Олеся, кажется, тоже была довольна. Она исчезла на пару минут за занавеской, и появилась с глубокой деревянной и вырезанными на ней узорами тарелкой в руке. Поставила все это на табурет, возле кровати, или лежанки, (как они ее называют), и расположилась довольно рядом.
– Давай помогу. Она подняла подушку повыше, чтобы мне удобно было сидеть.
– Спасибо, справлюсь. Ты лучше расскажи, кто такой сердитый приходил?
Олеся, размышляя потупила глаза, а после произнесла:
– Отец сам все тебе расскажет.
– Понятно. А тебе значит нельзя?
– Влетит мне. Он сам откроет все, когда время придет.
– И что мне лежать здесь все время в неведении? – ответил нервно я, прихлебывая суп.
Олеся замолчала, по ее лицу было видно, что она хотела что-то поведать, но боялась отца.
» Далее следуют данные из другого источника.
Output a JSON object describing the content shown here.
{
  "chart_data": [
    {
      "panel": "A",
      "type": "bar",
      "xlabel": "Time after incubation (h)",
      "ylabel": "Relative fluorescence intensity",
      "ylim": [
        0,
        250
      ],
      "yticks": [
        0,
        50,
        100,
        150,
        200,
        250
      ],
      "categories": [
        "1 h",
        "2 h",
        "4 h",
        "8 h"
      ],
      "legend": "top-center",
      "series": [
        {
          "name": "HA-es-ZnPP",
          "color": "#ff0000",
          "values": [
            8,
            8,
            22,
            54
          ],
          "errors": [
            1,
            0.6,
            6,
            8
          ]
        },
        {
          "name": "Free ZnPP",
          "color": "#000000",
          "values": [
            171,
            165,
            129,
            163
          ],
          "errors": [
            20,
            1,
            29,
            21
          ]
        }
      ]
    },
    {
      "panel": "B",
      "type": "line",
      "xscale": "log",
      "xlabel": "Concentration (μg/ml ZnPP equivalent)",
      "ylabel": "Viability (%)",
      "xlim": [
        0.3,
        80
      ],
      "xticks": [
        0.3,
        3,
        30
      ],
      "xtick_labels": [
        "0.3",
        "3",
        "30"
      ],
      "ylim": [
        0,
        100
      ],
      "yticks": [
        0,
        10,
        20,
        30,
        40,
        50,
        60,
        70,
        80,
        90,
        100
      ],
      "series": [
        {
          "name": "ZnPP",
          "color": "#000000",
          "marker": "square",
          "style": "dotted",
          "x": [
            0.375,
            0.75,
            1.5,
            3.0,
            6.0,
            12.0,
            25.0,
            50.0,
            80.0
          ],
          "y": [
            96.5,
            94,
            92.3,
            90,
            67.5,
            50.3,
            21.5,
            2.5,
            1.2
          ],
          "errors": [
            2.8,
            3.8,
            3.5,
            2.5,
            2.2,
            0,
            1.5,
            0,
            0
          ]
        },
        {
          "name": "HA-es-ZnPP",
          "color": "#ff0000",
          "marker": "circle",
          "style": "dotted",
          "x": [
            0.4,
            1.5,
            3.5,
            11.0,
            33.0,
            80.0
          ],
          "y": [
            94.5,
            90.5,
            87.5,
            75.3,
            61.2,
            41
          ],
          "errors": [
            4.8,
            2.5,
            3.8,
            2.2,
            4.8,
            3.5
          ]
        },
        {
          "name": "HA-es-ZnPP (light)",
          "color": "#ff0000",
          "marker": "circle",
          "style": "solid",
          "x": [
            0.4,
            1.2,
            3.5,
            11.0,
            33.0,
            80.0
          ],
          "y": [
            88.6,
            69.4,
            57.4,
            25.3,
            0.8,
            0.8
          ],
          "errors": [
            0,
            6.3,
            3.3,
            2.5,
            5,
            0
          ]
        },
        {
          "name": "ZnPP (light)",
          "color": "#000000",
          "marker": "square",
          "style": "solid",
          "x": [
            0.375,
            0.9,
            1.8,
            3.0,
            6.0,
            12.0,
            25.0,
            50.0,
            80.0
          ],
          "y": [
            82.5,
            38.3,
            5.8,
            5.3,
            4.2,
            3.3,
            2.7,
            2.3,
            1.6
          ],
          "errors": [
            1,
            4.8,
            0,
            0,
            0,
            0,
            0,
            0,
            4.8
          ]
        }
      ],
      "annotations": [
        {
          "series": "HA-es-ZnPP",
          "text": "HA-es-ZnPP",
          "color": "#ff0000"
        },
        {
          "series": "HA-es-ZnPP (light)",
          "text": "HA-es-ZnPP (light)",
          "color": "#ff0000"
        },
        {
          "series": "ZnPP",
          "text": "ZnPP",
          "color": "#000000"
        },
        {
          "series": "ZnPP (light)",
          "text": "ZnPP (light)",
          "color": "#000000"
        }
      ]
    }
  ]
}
– Ладно, не переживай, забудь. Я попытался разрядить обстановку и сменил тему. Сколько тебе лет?
– Скоро двадцать будет.
– Засиделась, значит, в девках?! У вас, староверов, кажется рано замуж выдают, – подтрунивал я, а потом понял, что переборщил.
На этот раз Олеся все же покраснела. Я не хочу пока замуж, и отец меня не гонит, – отрезала она.
– Ладно, извини. Шучу я. Да у вас наверно не за кого.
– Почему же, не за кого! Есть! – выпалила она.
– И за кого?
Тут Олеся осеклась. Поняла, что взболтнула лишнего.
– Ладно, расслабься, я не скажу отцу. И что тут у вас так все засекречено? – огляделся я по сторонам.
– А то, что любопытных много, – съязвила она в ответ. – Ешь давай.
Я улыбнулся, она тоже. Мне понравилась эта девушка, как только я ее увидел. Было в ней что-то непосредственное и дикое, как сама природа. А еще она была красива, – золотоволосая лесная нимфа.
От разговора нас отвлек Иван. Он вошел в комнату с хмурым лицом.
– Олеся, иди-ка воды натаскай, – приказал он.
Я понял, что будет серьезный разговор. Он сел на табурет рядом со мной и призадумался. Я решил начать разговор первым.
– Кто приходил? – спросил я серьезно.
Он взглянул на меня исподлобья, что сказать.